Data Reframes Risk: Rebuilding Mural's Image Panel in 60 Days
TL;DR
Mural’s image search provider (Bing Image Search) gave us 60 days before API shutdown. Stakeholders were worried that dropping Bing would break long-tail use cases — named-entity searches like “Taylor Swift,” album art needed for certain Mural templates.
At the same time, legal had flagged any copyright-returning library as a material risk, and some customers had already toggled the image panel off at the account level because of it.
I ran a behavioral analysis of the existing panel and found that 90% of image searches were simple emotional or contextual terms (“happy,” “christmas,” “cat”), and that savvy users were following an image search with a second query appended with “GIF” or “emoji” — a workaround for a usability gap that only power users had figured out.

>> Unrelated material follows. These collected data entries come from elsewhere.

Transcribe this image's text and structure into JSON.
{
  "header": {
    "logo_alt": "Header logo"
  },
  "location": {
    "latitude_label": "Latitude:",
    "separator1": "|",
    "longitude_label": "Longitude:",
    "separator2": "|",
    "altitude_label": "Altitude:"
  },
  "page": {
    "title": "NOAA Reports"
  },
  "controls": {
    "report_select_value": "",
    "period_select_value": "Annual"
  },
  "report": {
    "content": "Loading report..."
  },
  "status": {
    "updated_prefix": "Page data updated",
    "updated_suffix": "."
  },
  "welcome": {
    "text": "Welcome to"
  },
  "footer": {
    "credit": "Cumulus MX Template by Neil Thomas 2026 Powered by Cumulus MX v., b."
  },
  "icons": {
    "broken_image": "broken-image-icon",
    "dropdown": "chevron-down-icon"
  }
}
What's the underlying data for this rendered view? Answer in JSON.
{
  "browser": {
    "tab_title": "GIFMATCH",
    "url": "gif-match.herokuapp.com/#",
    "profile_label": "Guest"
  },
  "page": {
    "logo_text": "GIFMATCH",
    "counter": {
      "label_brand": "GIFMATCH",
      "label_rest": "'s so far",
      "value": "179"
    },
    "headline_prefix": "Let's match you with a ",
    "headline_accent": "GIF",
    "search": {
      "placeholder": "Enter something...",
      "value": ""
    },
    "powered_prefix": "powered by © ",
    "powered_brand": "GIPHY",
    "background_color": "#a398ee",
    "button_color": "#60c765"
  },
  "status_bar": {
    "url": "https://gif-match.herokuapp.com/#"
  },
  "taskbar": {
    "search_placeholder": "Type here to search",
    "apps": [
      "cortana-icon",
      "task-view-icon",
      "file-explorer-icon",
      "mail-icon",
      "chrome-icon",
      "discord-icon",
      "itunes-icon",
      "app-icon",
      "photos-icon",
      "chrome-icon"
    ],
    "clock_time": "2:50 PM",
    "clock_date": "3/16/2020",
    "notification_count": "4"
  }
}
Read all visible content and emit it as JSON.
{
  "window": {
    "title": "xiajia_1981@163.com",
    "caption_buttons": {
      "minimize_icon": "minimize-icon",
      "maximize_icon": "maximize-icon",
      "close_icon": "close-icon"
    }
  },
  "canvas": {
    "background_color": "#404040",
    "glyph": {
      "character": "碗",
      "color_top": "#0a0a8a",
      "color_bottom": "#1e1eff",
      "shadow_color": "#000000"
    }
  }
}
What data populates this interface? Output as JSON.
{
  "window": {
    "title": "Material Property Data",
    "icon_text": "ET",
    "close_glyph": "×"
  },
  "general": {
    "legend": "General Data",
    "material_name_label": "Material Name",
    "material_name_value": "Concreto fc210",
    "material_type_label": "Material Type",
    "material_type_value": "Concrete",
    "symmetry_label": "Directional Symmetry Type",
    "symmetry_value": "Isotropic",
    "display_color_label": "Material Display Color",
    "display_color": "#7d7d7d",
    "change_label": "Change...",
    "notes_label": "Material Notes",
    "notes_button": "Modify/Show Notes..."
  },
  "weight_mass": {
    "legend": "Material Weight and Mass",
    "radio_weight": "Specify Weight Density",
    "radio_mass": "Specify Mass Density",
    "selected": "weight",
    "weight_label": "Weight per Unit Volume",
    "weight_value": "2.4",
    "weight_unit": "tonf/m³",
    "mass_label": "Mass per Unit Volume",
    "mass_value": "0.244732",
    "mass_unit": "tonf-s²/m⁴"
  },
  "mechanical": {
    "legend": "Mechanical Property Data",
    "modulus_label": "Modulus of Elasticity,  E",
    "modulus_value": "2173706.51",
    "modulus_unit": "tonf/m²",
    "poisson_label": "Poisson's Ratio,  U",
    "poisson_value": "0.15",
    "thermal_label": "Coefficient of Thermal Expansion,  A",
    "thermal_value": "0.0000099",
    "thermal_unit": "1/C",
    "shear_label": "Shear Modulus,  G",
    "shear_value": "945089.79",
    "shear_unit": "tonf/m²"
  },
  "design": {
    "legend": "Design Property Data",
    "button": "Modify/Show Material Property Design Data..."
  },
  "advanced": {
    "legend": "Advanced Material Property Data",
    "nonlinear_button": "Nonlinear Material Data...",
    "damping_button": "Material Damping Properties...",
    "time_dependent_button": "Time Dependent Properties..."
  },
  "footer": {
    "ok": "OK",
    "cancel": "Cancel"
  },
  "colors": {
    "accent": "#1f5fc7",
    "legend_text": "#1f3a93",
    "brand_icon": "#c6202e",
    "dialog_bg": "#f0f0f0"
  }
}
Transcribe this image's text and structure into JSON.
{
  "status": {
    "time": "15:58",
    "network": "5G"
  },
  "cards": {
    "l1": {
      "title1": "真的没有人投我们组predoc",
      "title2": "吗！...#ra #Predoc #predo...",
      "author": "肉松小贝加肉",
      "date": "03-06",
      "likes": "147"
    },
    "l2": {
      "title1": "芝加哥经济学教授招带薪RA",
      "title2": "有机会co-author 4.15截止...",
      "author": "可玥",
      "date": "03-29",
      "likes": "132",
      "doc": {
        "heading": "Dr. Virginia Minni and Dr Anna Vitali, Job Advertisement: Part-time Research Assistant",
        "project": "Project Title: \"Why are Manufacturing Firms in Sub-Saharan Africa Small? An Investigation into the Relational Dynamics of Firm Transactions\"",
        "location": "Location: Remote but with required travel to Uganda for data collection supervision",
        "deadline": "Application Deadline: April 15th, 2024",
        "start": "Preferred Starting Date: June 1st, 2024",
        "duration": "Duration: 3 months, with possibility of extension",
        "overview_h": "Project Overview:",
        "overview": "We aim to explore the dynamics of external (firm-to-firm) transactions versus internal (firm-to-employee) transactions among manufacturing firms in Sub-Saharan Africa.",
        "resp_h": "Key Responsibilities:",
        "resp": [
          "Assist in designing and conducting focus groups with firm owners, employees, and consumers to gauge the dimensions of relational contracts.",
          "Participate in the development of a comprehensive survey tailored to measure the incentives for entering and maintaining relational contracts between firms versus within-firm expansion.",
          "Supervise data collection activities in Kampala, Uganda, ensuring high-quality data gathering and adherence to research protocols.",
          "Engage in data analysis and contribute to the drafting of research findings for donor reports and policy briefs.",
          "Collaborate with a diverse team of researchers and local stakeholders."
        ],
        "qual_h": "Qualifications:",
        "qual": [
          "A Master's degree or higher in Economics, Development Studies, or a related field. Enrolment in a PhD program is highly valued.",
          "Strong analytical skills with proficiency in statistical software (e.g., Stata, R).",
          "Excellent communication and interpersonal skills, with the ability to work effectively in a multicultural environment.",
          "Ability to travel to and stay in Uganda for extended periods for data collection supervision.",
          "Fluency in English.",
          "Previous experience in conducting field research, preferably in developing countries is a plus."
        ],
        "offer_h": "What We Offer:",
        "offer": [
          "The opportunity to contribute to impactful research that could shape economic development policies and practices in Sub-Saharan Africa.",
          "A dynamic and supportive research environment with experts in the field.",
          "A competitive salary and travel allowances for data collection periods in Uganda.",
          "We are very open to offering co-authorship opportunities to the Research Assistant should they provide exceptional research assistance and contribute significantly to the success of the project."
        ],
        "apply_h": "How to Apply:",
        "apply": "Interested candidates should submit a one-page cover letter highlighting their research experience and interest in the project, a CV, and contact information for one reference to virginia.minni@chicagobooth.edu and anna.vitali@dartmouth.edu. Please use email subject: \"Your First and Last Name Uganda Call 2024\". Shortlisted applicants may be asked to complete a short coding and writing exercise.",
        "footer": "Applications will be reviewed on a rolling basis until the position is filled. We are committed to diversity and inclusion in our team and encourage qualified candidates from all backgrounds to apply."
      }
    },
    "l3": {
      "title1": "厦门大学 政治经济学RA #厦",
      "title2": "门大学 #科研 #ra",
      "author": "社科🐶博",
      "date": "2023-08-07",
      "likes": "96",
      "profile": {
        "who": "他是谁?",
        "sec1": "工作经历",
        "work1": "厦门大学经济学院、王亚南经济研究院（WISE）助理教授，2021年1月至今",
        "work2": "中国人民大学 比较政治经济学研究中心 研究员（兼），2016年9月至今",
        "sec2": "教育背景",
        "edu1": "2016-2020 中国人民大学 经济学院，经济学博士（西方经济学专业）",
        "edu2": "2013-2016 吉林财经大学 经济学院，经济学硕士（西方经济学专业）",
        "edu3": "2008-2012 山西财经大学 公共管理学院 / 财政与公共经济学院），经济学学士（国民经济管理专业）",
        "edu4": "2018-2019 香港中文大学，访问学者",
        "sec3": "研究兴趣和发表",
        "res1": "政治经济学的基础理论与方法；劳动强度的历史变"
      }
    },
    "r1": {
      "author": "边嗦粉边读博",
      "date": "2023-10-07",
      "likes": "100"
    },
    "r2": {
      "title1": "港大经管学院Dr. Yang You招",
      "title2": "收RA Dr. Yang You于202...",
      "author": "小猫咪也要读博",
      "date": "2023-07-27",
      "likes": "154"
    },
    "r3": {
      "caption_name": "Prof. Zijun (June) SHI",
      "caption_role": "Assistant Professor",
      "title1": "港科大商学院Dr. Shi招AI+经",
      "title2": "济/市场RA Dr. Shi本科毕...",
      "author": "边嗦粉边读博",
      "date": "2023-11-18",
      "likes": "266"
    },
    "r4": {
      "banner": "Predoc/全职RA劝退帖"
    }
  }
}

I used that data to reframe the conversation: the “long tail” wasn’t where the value lived, and a copyright-safe library would let customers turn the panel back on. We replaced Bing with Unsplash, added the GIPHY GIF library and a native emoji library, and unified them into a single search experience.
We phased the rollout — internal employees first, then Free/Team+ users, then broad — with retention and activation guardrail metrics watching for upstream damage, and a Brave API fallback held in reserve in case we needed to abort. We shipped on time, and post-launch dashboards showed task completion, keyword-search success, and weekly active image adders all moved in the right direction — the last one roughly doubling from ~7k to ~15k weekly active users.
Situation
Bing Image Search announced it was deprecating its API with 60 days’ notice. It was the backbone of Mural’s image panel, which lets users search for images and drop them onto the collaborative canvas during workshops, brainstorms, and retros. No replacement was pre-scoped. No migration plan existed.
Stakeholder anxiety concentrated in three places:
- Customer Support was worried about a wave of tickets from users who could no longer find specific images they were used to finding.
- Design leadership was concerned that narrowing the content library would break familiar workflows, particularly for workshop runners and power users.
- The Templates PM flagged a specific concern: a small number of templates (e.g., “favorite music album”) depended on users being able to search for copyrighted imagery like album art — something no non-Bing provider would return.
There was also an important piece of context that surfaced during stakeholder conversations: Mural’s legal team flagged any image library that returned copyrighted results as a material risk. The existing Bing-powered panel sat uncomfortably inside that risk envelope. The consequence wasn’t hypothetical — some customers had actually toggled the image panel off entirely at the account level rather than expose their users to potentially copyrighted imagery. A baseline collaboration feature was being disabled by the customers we most wanted using it, because we couldn’t give them a clean answer on content safety.
That changed the framing of the Bing deprecation. It wasn’t just a forced migration — it was an opportunity to solve a standing business problem that had been quietly costing us adoption. The default instinct in the room was to do a like-for-like swap: find another general-purpose image API and plug it in. That path was technically viable but bad on two fronts — most alternatives had worse content quality, and, more importantly, a general-purpose replacement would have kept us inside the same copyright risk envelope that had caused customers to disable the feature in the first place. It also didn’t address any of the usability issues we’d been quietly tracking.
Task
My job was to pick a replacement strategy that balanced three things under a hard deadline:
- Coverage — did the new experience meet real user needs?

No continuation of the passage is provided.